Mechanical loads acting on technical components usually develop maxima in the surfaces, where the material properties determine the part integrity. The mechanical properties of metals are functions of the local microstructure, which may alternate during manufacturing. In particular in metal cutting high thermo-mechanical loads make structural modifications almost unavoidable. However, with respect to surface structures, the industrial tool and process design is still dominated by iterative empirical approaches. These hinder comparisons of manufacturing technologies and descriptions of technology chains. Accordingly, industry demands predictive models with degrees of abstraction allowing their application to different technologies.

The goal of this thesis was to develop a model for structural surface modifications in metal cutting.

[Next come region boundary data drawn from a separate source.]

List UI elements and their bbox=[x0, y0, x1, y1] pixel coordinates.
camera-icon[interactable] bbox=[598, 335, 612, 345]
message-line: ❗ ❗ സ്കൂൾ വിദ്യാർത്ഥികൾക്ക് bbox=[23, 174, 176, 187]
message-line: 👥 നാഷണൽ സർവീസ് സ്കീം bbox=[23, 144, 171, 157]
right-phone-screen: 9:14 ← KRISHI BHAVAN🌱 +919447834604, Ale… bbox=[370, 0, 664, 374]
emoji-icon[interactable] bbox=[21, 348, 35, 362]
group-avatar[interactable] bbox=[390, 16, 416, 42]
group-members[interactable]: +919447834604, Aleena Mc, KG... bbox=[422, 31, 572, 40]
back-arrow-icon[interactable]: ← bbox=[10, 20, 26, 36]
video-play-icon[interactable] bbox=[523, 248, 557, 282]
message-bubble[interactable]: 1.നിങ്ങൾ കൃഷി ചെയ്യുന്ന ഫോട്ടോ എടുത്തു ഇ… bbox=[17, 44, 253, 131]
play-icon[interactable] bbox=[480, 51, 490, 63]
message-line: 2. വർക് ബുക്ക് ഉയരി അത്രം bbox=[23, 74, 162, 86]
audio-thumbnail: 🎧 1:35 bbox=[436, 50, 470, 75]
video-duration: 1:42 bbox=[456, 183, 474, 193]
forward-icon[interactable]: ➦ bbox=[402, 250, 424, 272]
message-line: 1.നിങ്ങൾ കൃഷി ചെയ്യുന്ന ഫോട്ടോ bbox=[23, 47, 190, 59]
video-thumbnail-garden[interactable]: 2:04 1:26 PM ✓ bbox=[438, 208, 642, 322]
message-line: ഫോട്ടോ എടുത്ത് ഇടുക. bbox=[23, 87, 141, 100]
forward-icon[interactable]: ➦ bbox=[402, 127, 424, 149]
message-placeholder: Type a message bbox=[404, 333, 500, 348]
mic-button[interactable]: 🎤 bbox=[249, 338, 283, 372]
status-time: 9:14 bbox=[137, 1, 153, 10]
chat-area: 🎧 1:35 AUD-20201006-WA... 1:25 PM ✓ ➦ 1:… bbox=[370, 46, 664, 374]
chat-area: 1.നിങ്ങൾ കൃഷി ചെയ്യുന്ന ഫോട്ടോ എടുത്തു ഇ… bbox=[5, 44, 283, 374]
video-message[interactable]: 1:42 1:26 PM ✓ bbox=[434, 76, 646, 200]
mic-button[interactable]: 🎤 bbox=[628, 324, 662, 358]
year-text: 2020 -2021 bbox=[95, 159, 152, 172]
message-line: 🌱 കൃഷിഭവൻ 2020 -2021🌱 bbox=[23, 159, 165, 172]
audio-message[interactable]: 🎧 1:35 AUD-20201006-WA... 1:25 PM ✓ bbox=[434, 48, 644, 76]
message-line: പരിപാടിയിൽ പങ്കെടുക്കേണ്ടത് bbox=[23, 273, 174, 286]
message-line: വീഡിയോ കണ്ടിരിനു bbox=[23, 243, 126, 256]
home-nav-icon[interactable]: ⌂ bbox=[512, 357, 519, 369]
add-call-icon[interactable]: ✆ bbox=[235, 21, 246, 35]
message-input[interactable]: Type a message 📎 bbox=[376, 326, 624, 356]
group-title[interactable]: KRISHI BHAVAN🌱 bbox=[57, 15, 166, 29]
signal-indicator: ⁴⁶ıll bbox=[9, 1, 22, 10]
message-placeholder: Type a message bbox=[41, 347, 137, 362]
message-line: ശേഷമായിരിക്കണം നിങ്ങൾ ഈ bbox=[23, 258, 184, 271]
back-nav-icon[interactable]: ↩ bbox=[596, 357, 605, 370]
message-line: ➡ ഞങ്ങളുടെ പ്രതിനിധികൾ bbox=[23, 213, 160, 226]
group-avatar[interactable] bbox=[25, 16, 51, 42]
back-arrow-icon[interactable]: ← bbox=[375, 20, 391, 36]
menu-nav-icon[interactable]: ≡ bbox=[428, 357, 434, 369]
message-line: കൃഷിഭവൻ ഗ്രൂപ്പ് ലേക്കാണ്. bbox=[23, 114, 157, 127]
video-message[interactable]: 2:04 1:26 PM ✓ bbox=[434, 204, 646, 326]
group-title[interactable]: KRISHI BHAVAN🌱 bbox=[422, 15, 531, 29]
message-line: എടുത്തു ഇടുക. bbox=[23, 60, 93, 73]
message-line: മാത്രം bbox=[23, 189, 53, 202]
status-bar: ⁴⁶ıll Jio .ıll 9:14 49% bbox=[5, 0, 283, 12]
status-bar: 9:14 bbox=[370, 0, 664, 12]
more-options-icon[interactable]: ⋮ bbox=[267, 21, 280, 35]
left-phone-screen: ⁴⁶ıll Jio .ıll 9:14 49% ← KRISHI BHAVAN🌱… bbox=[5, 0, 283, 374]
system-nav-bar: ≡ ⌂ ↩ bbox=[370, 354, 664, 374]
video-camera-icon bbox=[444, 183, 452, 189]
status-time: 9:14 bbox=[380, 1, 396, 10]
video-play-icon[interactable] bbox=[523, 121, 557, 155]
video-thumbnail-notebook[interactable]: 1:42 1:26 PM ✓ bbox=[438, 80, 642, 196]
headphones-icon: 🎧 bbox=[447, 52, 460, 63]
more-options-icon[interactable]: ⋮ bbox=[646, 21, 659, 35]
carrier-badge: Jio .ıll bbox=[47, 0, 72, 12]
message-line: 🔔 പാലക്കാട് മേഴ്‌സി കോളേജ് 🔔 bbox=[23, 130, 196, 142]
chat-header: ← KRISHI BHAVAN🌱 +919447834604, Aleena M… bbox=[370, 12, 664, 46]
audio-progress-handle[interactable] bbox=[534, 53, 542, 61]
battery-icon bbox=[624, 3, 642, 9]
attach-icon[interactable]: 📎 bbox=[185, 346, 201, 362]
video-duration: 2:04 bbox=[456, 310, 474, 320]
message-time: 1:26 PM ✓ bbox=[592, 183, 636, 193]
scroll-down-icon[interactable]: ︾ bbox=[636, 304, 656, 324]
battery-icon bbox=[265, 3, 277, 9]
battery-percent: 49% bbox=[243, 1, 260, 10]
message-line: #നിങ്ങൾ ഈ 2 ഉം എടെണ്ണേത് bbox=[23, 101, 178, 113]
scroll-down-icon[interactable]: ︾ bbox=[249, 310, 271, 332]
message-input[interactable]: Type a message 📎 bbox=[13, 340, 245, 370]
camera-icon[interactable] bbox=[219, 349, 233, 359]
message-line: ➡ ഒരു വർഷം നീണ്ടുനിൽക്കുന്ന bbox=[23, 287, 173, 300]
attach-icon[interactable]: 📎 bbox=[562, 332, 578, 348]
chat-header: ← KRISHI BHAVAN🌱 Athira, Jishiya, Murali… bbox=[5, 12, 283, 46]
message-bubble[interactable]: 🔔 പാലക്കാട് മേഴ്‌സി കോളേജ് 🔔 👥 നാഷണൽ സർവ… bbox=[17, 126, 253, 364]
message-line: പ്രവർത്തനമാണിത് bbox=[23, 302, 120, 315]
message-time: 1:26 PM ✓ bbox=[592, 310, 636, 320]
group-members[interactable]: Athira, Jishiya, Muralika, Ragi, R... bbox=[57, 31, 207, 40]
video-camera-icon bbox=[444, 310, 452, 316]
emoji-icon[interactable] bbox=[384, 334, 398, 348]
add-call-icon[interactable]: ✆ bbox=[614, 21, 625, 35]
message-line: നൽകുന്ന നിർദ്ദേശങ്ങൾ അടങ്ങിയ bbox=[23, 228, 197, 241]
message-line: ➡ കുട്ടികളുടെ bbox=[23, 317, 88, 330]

The research hypothesis stated that predicting these modifications by a local thermodynamic potential is a sufficient abstraction of the process, so that other technologies could potentially be described as well.

The validation of the hypothesis included three steps: i) Experimental identification of structural modification mechanisms, ii) analytical formulation of a thermodynamic potential as well as prediction of modifications and iii) correlation of material loads with industrially relevant surface modifications, i.e. compilation of process signature components. Accordingly, in i) → ii) a specific industrial problem was reduced to the underlying thermodynamics, whose validity reaches beyond industry. In ii) → iii) the obtained thermodynamic understanding was used to consult industry. Therefore, the formal scientific approach consisted of an induction followed by a deduction.

The tests in i) showed that under the investigated conditions dynamic recrystallization (DRX) yielded the formation of nano-crystalline surface layers (white layers) during cutting AISI 4140 (42CrMo4). In ii) the kinetics describing the transformation of mechanical energy into interface energy – the driving force of DRX – were analytically modeled by the thermodynamic Helmholtz potential, which considers plastic deformation, dissipation, thermal conduction as well as the associated production and flow of entropy. DRX was quantitatively predicted in finite element simulations. Finally, in iii) process signature components for the residual stress state were compiled. The proposed models were successfully validated by experimental surface nano-structures.